ART

What’s the State of Italian Painting Today?

An expansive new exhibition at Triennale Milano takes stock of how today’s generation of Italian painters have responded to three years of transformation and upheaval wrought by the pandemic, war, economic upset, and the rapid proliferation of AI.

Photo credit: Pier Carlo Quecchia/@piercarloquecchia

The European art history books and “101” courses posit that Italian artists paved the way for painting as we know it today. Many of the medium’s milestones, like the replication of intricate Byzantine patterns during the medieval period, Giotto’s portrayal of emotion and multidimensional human form, and the advent of linear perspective in the work of architect Filippo Brunelleschi, are captured in the works of High Renaissance masters like Michaelangelo and Leonardo da Vinci. Just a 15-minute walk away from Santa Maria delle Grazie, whose refectory houses The Last Supper, a survey of 119 contemporary Italian paintings at the Triennale Milano takes stock of the medium’s evolution as society begins to emerge from its own recent Dark Age. 

Architecture and painting have long been intertwined in both the country and the museum’s history. In antiquity, this took the form of the early frescos adorning Roman villas and evolved to include Renaissance altarpieces and murals.

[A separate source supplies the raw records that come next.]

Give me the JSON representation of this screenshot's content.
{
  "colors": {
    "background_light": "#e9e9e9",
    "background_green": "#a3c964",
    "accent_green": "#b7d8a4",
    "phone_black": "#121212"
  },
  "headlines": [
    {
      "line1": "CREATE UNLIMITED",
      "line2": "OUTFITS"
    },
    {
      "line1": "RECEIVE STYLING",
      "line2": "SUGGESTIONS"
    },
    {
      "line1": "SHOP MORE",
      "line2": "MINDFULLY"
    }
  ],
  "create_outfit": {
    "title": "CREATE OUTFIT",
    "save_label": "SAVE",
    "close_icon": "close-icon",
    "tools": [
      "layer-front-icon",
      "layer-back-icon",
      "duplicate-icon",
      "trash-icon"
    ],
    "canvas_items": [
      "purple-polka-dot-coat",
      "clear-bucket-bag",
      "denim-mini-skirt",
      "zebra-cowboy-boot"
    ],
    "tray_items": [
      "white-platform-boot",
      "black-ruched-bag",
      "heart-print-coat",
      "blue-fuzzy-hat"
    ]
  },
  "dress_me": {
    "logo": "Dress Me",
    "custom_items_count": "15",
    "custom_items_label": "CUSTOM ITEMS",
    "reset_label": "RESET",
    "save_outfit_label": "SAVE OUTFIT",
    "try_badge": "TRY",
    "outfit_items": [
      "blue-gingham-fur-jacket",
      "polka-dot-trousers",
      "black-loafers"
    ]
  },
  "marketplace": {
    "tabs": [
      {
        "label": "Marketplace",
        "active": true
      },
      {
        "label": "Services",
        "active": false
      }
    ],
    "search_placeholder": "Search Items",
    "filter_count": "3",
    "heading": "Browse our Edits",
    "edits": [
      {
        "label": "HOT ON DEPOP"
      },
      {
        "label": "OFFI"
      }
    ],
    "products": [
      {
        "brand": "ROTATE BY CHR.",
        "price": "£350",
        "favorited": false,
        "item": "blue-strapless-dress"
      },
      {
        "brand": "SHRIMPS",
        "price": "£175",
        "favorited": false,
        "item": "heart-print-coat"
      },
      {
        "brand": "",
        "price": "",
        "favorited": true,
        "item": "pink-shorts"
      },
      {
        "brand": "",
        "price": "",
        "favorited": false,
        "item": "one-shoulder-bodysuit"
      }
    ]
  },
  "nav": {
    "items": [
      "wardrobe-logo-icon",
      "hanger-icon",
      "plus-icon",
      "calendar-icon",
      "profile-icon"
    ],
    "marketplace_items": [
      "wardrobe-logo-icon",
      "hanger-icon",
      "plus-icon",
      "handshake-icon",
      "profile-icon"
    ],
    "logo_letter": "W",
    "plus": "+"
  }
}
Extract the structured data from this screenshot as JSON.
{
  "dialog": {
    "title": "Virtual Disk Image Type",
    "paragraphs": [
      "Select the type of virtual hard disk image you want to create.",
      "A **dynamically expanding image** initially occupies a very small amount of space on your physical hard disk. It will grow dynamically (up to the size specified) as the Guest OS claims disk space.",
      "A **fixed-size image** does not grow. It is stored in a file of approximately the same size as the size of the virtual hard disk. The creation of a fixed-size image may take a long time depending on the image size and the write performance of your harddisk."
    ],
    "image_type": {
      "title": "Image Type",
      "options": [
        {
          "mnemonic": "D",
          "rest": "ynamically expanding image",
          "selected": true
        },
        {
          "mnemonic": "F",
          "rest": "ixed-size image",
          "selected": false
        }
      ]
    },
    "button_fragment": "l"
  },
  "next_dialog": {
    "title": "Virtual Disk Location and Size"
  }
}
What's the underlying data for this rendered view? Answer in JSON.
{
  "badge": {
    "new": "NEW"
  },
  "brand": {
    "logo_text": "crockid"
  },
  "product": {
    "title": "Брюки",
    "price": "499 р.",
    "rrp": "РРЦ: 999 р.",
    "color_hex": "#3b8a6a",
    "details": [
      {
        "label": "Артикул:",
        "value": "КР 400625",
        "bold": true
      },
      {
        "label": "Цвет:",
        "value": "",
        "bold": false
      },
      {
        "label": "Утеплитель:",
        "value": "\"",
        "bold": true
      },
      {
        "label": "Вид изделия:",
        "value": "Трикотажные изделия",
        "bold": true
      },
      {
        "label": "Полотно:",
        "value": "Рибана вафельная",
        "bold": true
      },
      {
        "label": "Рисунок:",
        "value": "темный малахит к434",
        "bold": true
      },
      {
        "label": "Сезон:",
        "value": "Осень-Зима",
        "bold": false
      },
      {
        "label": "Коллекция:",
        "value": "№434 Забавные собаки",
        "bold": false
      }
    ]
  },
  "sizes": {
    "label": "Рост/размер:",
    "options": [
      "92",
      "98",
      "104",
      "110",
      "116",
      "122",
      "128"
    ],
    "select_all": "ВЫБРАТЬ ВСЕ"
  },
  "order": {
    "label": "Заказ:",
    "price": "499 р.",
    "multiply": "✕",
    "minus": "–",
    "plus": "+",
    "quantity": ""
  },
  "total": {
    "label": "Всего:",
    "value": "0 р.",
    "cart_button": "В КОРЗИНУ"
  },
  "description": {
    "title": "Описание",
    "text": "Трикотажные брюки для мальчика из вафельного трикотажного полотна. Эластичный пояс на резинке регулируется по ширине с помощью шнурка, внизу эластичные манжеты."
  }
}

Even the inaugural art and design triennial in 1933, a mural exhibition for which the museum’s current home in the Palazzo dell’Arte was tailor made by Giovanni Muzio, embodies the tradition. “Italian Painting Today” is no different. Triennale head curator Damiano Gullì worked closely with Milanese architect Italo Rota to determine the right number of paintings to showcase, and how to structure the lineup to avoid thrusting visitors into a cavernous and overwhelming display. 

Photo credit: Pier Carlo Quecchia/@piercarloquecchia

The result is as if a tower of monumental art books clattered to the floor, each landing open to a different page with related themes, techniques, and subjects. Coves and corners make connections across related works and allow visitors to discover others in their own time. “You can create connections between the works in a very spontaneous way,” Gullì told Surface of the exhibition design. “There are no schools, there are no movements, each painting is an individual. You can retrace themes and topics. You can find more and more just by looking at the pictures. It’s really important to center the work and create a dialogue.”

The survey, which includes artists born between 1960 and 2001, is neither precious nor discriminating in its definition of painting. A gallery of painted textiles and walk-through installations, including a vignette for live portrait sketches, invites touch and interaction. Renaissance techniques like chiaroscuro and gold-ground paintings of divine figures find new life in works like a painted onyx portrait of Saint Sebastian by Nicola Samori, in which the rugged face of the gemstone stands in for the saint’s mottled flesh. Or Dario Pecoracro’s menacing empress, whose gold brocade catches the light as her shadowed eyes seem to pierce the viewer’s soul. “Italian Painting Today” avoids making blanket statements about whether painting in the country is alive or dead. It simply is, and the exhibition’s value lies in the platform Gullì provides to the talents working within the medium today.

L: Dario Pecoraro, Imperatrice, 2019-2023. R: Verlato Nicola, Hostia, 2022.

“The Whitney Biennial presents American art, the German Kunsthalle and the Kunsthaus present German artists, France’s FRAC are made to promote the French artists, and so I think it is the same,” Gullì tells Surface. “We give them a scene and then people can see them. For a long, long time, there have been no exhibitions about Italian painting. The Triennale presents itself as a place where we can discuss, and starting this discussion through an exhibition or public programming is really important.”

Included works range from the violently pornographic, such as in Iva Lulashi’s Ma come disarmanti, anima cara, a graphic reflection on censorship, freedom, and abuse of authority. Others, like Il tappeto dei respiri, Maddalena Tesser’s coolly eerie scene of three girls sitting far from one another with heads bowed and hair obfuscating their faces, land as commentary on isolation and intimacy considering how hard-hit Italy was during the pandemic. Landscapes, whether in the form of Pietro Ruffo’s collage of skulls peering out from a forest of vines, trees, and mountainous expanses in Antropocene 33 (Parigi), or Vera Portatadino’s abstraction of sun-scorched terrain in As the Sun Burns the Ground, reflect nature contextualized by what humanity has done to it.

Maddalena Tesser , Il tappeto dei respiri, 2021.

If the study of Italian painting from antiquity through the Renaissance provides the language to analyze a painting objectively, “Italian Paintings Today” takes it a step further, making masterful works relatable. The exhibition charts an optimistic future for the medium and how it is taught and talked about today.